As condições sub-humanas as quais aquelas pessoas são submetidas deixam-lhes totalmente à mercê dos seus instintos e da tirania daqueles que se julgam mais fortes. Nesse ponto somos constantemente confrontados com a questão: o que nos torna humanos? O fato dos personagens não serem tratados pelos seus nomes enfatiza essa questão. Perde-se a visão, perde-se a identidade, suas especificidades. Uma única característica é destacada e é por ela que passam a se reconhecer. Pouco a pouco o grupo passa a viver praticamente como animais, em completa sujeição aos seus instintos. A mulher do médico, sendo a única que pode ver, sente o fardo e a responsabilidade de ser os olhos daqueles que não mais possuem os seus próprios. Sofre não só por sentir, mas em ver a degradação a que estão submetidos.

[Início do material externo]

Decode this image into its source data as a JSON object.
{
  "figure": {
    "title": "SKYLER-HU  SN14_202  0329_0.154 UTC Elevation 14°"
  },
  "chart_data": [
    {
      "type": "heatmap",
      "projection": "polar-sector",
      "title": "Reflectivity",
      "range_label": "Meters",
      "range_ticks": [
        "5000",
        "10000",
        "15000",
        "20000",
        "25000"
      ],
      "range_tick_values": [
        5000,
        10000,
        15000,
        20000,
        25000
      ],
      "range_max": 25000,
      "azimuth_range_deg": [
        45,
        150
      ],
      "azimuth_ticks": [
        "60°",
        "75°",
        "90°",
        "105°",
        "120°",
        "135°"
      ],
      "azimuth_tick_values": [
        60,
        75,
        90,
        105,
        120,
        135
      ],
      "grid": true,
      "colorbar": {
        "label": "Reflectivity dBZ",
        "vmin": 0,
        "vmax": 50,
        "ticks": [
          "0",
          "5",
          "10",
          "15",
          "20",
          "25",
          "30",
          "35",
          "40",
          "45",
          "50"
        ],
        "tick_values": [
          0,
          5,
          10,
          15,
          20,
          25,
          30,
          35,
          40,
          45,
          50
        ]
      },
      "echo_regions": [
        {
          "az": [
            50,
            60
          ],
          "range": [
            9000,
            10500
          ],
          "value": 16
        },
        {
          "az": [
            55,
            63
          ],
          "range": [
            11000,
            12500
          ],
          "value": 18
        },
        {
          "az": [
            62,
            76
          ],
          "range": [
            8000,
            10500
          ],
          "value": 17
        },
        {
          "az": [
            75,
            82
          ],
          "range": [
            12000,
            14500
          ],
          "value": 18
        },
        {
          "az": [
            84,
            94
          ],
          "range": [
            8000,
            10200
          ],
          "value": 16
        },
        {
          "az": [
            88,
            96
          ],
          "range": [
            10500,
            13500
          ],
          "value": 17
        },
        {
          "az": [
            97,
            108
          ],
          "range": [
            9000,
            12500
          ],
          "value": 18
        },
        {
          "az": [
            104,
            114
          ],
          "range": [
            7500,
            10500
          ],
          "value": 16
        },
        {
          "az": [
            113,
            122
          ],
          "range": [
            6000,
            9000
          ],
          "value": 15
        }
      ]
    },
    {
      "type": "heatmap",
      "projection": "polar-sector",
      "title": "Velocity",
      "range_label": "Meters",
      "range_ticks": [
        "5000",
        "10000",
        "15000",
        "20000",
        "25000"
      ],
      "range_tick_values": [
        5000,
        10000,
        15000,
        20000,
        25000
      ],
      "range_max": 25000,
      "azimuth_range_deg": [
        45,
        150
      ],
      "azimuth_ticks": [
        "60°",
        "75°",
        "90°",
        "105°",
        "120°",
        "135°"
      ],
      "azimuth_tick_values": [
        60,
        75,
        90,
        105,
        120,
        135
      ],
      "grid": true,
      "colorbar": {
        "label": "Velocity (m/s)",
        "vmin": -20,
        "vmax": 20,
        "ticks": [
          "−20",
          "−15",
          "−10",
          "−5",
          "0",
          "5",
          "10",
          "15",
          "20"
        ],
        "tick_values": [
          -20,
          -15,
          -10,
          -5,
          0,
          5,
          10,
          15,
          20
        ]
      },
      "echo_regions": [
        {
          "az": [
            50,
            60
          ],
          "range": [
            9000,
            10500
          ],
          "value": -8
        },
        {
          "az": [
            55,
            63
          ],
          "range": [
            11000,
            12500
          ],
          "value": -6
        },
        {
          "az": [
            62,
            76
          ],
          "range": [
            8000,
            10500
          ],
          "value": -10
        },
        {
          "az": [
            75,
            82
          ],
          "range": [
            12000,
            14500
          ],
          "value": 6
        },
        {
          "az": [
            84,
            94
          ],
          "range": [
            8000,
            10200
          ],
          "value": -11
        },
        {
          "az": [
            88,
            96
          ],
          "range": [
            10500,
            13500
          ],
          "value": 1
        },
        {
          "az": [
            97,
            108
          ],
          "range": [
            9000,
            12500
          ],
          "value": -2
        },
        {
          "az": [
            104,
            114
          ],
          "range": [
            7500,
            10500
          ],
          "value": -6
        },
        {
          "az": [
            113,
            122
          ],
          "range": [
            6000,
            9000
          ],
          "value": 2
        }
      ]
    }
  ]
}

Após um incidente, percebem que não estão mais sob vigilância e ganham a liberdade acreditando que seu calvário terminaria. Encontram um mundo pós-apocalíptico com cegos vagueando a esmo, lutando pela própria sobrevivência. O mundo se amplia melhorando levemente as possibilidades, porém, a mulher do médico é  obrigada a ver horrores ainda em maior proporção e sente que sua responsabilidade perante seu pequeno grupo aumenta. A solução, a promessa de alívio ainda não se apresenta no horizonte. Muitas mortes ainda se fazem necessárias.

“Quando é que é necessário matar, perguntou-se a si mesma enquanto ia andando na direcção do átrio, e a si mesma respondeu, Quando já está morto o que ainda é vivo.”
(mulher do médico)

A história é narrada em terceira pessoa, sendo o narrador portanto, onisciente. A narração é feita de tal maneira que nos leva a sofrer junto com a mulher do médico, como se nós, os leitores, também fôssemos mais um par de olhos para testemunhar todo o horror no qual aquelas pessoas se encontram. Quando nos colocamos neste papel, fica ainda mais evidente a metáfora com a nossa sociedade contemporânea, onde em tempos de crise, temos “a responsabilidade de ter olhos quando os outros os perderam”. Trazendo para o individual, é preciso ponderar e olhar para dentro de nós buscando decifrar o que dentro de nós está cego, o que precisa morrer para que enfim possamos enxergar uma nova realidade. Na história, velhos laços se desfazem, outros novos surgem. Amizades improváveis se desenvolvem entre os personagens permitindo que sobrevivam ao período difícil de crise. Uma boa analogia para percebermos que precisamos abrir mão de velhos hábitos, daquilo que nos define no passado para que o novo possa se instalar.

“O medo cega, disse a rapariga de óculos escuros, São palavras certas, já éramos cegos no momento em que cegámos, o medo nos cegou, o medo nos fará continuar cegos.”

A escrita se desenvolve de maneira bastante peculiar. Os diálogos são inseridos no meio do texto, sem o uso do travessão, sendo sinalizados apenas pela letra inicial maiúscula. O livro foi publicado em 1995 e traduzido para diversas línguas. No Brasil o livro foi publicado pela Companhia das Letras e, por solicitação do autor, foi mantida a ortografia vigente em Portugal, o que pode causar certa estranheza para nós, leitores brasileiros, porém, nem de longe, atrapalha a experiência.

Para mim foi uma leitura bastante difícil em muitos momentos, mas igualmente difícil soltar o livro antes da última página. Muito útil e necessária para refletirmos acerca da nossa natureza humana e como, em potência, somos todos feitos de luz e sombra.

“Penso que não cegámos, penso que estamos cegos, Cegos que vêem, Cegos que, vendo, não vêem”.